‘Jeitinho’ criminoso
Enquanto persistir a ideia de que falsificar um atestado é apenas “dar um perdido”, estaremos não só normalizando a desonestidade, mas cultivando um terreno fértil para a impunidade

A falsificação de atestados médicos deixou de ser um caso isolado para se tornar uma epidemia de má-fé em Rio Preto. Reportagem publicada no último domingo, 10, pelo Diário releva que, em apenas três anos, o número de fraudes quase triplicou - de 17 em 2022 para 50 em 2024, ultrapassando já em julho de 2025 a marca de 61 casos. Por trás desses números, há uma cultura nociva: a de tratar a mentira como esperteza e a fraude como solução rápida para fugir das responsabilidades no trabalho.
Falsificar ou adulterar um atestado não é um “jeitinho” para escapar de um dia cansativo ou de uma tarefa desagradável. É crime previsto no Código Penal, com pena que pode chegar a seis anos de prisão quando o documento é público. Além disso, o uso de documento falso, mesmo que produzido por outra pessoa, é igualmente punível. A “brincadeira” pode sair cara - em dinheiro, na carreira e na ficha criminal.

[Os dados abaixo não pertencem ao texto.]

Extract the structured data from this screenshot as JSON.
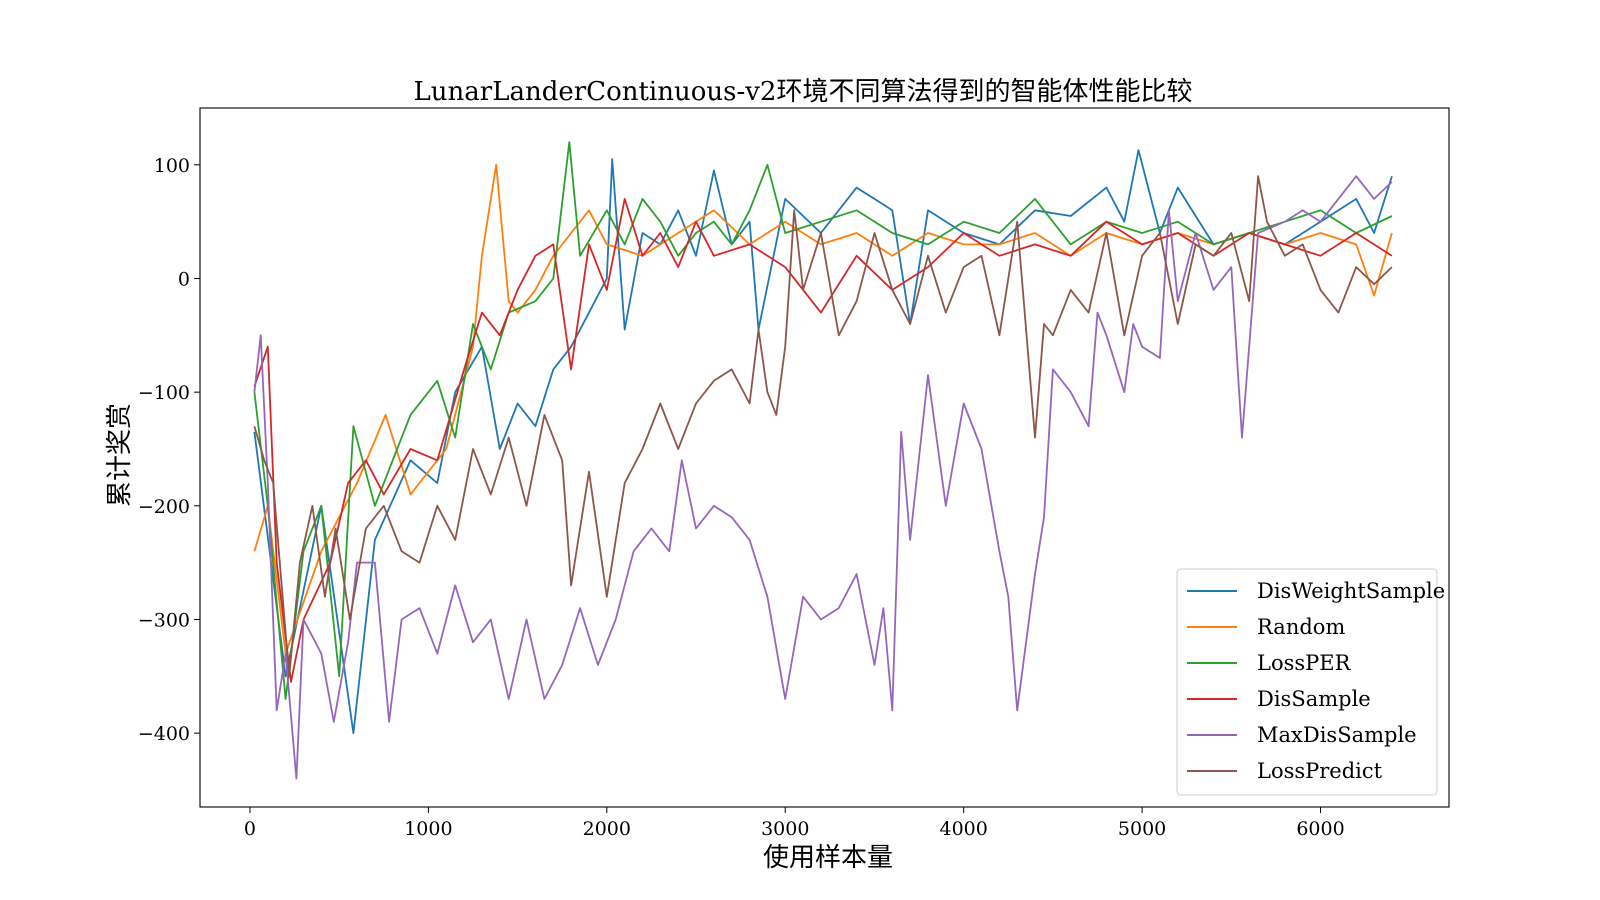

Os exemplos são tão absurdos quanto reveladores. Psiquiatras diagnosticando cólicas renais enquanto estavam de férias no exterior; atestados odontológicos emitidos por médicos; rasuras grotescas que transformam um dia de afastamento em cinco. Casos que chegam a ser risíveis, não fosse o fato de revelarem um problema sério, que mina a confiança entre empregadores e empregados e sobrecarrega o sistema de saúde e o Judiciário.

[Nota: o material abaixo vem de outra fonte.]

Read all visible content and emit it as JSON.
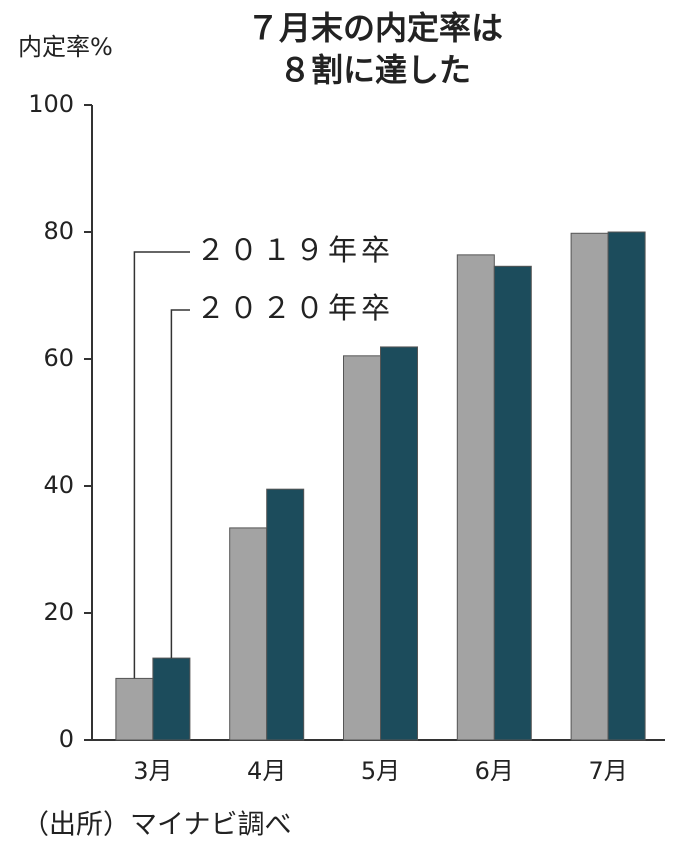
{
  "chart_data": {
    "type": "bar",
    "title": [
      "７月末の内定率は",
      "８割に達した"
    ],
    "y_label": "内定率%",
    "source": "（出所）マイナビ調べ",
    "categories": [
      "3月",
      "4月",
      "5月",
      "6月",
      "7月"
    ],
    "series": [
      {
        "name": "２０１９年卒",
        "color": "#a3a3a3",
        "values": [
          9.7,
          33.4,
          60.5,
          76.4,
          79.8
        ]
      },
      {
        "name": "２０２０年卒",
        "color": "#1c4c5c",
        "values": [
          12.9,
          39.5,
          61.9,
          74.6,
          80.0
        ]
      }
    ],
    "ylim": [
      0,
      100
    ],
    "yticks": [
      0,
      20,
      40,
      60,
      80,
      100
    ]
  }
}
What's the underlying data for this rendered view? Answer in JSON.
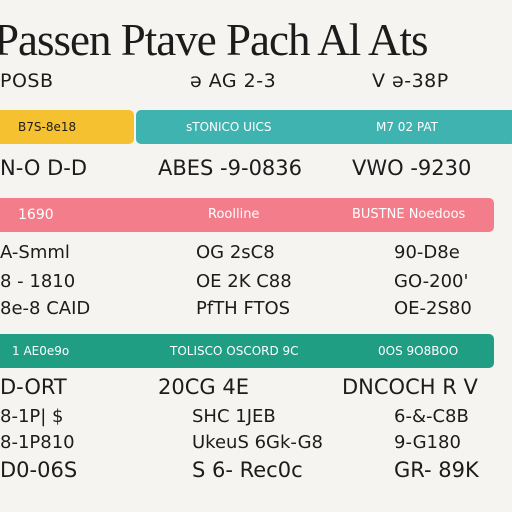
{
  "header": {
    "title": "Passen Ptave Pach Al Ats",
    "sub_left": "POSB",
    "sub_mid": "ə AG 2-3",
    "sub_right": "V ə-38P"
  },
  "band1": {
    "left": "B7S-8e18",
    "mid": "sTONICO UICS",
    "right": "M7 02 PAT",
    "colors": {
      "yellow": "#f6c131",
      "teal": "#3fb3b0"
    }
  },
  "row1": {
    "left": "N-O D-D",
    "mid": "ABES -9-0836",
    "right": "VWO -9230"
  },
  "band2": {
    "left": "1690",
    "mid": "Roolline",
    "right": "BUSTNE Noedoos",
    "color": "#f47d8b"
  },
  "block2": {
    "left": [
      "A-Smml",
      "8 - 1810",
      "8e-8 CAID"
    ],
    "mid": [
      "OG 2sC8",
      "OE 2K C88",
      "PfTH FTOS"
    ],
    "right": [
      "90-D8e",
      "GO-200'",
      "OE-2S80"
    ]
  },
  "band3": {
    "left": "1 AE0e9o",
    "mid": "TOLISCO OSCORD 9C",
    "right": "0OS 9O8BOO",
    "color": "#1f9e84"
  },
  "block3": {
    "left": [
      "D-ORT",
      "8-1P| $",
      "8-1P810",
      "D0-06S"
    ],
    "mid": [
      "20CG 4E",
      "SHC 1JEB",
      "UkeuS 6Gk-G8",
      "S 6- Rec0c"
    ],
    "right": [
      "DNCOCH R V",
      "6-&-C8B",
      "9-G180",
      "GR- 89K"
    ]
  }
}
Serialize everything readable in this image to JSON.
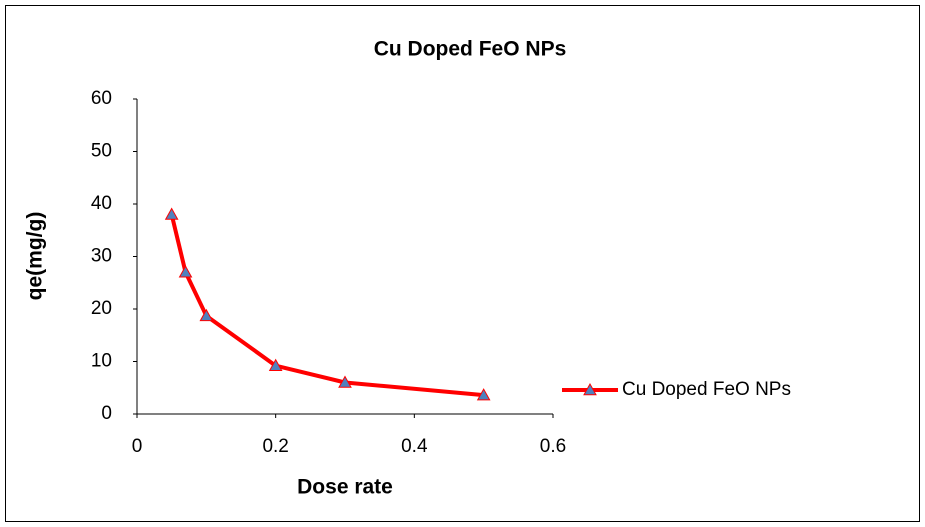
{
  "chart_data": {
    "type": "line",
    "title": "Cu Doped FeO NPs",
    "x_label": "Dose rate",
    "y_label": "qe(mg/g)",
    "x": [
      0.05,
      0.07,
      0.1,
      0.2,
      0.3,
      0.5
    ],
    "series": [
      {
        "name": "Cu Doped FeO NPs",
        "color": "#ff0000",
        "marker_color": "#4f81bd",
        "values": [
          38,
          27,
          18.7,
          9.2,
          6,
          3.6
        ]
      }
    ],
    "xlim": [
      0,
      0.6
    ],
    "xticks": [
      0,
      0.2,
      0.4,
      0.6
    ],
    "ylim": [
      0,
      60
    ],
    "yticks": [
      0,
      10,
      20,
      30,
      40,
      50,
      60
    ],
    "legend": "right"
  }
}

Especialistas são claros: diante de um atestado falso, a demissão por justa causa não é apenas legítima, mas necessária. O ato rompe o elo de confiança que sustenta qualquer relação de trabalho. Ao mesmo tempo, a pena branda para réus primários, aliada à baixa percepção de risco, alimenta a reincidência. É o ciclo perfeito para que o crime continue se repetindo.
Fraudar um atestado não prejudica apenas o patrão. Afeta colegas que assumem a carga de trabalho, distorce estatísticas de saúde, onera empresas e, em larga escala, corrói a credibilidade de documentos que deveriam ser sagrados para a preservação da dignidade humana.
Combater o problema exige mais que repressão. Passa por sistemas mais seguros de emissão e validação de documentos, por equipes de saúde ocupacional atuantes dentro das empresas e por treinamentos que capacitem gestores a identificar indícios de fraude. E, sobretudo, por uma mudança cultural que devolva à palavra “jeito” o sentido de criatividade e solução legítima, e não de atalho ilícito.
Enquanto persistir a ideia de que falsificar um atestado é apenas “dar um perdido” no trabalho, estaremos não só normalizando a desonestidade, mas cultivando um terreno fértil para a impunidade. E, nesse campo, o que floresce não é o descanso merecido - é a corrupção do caráter.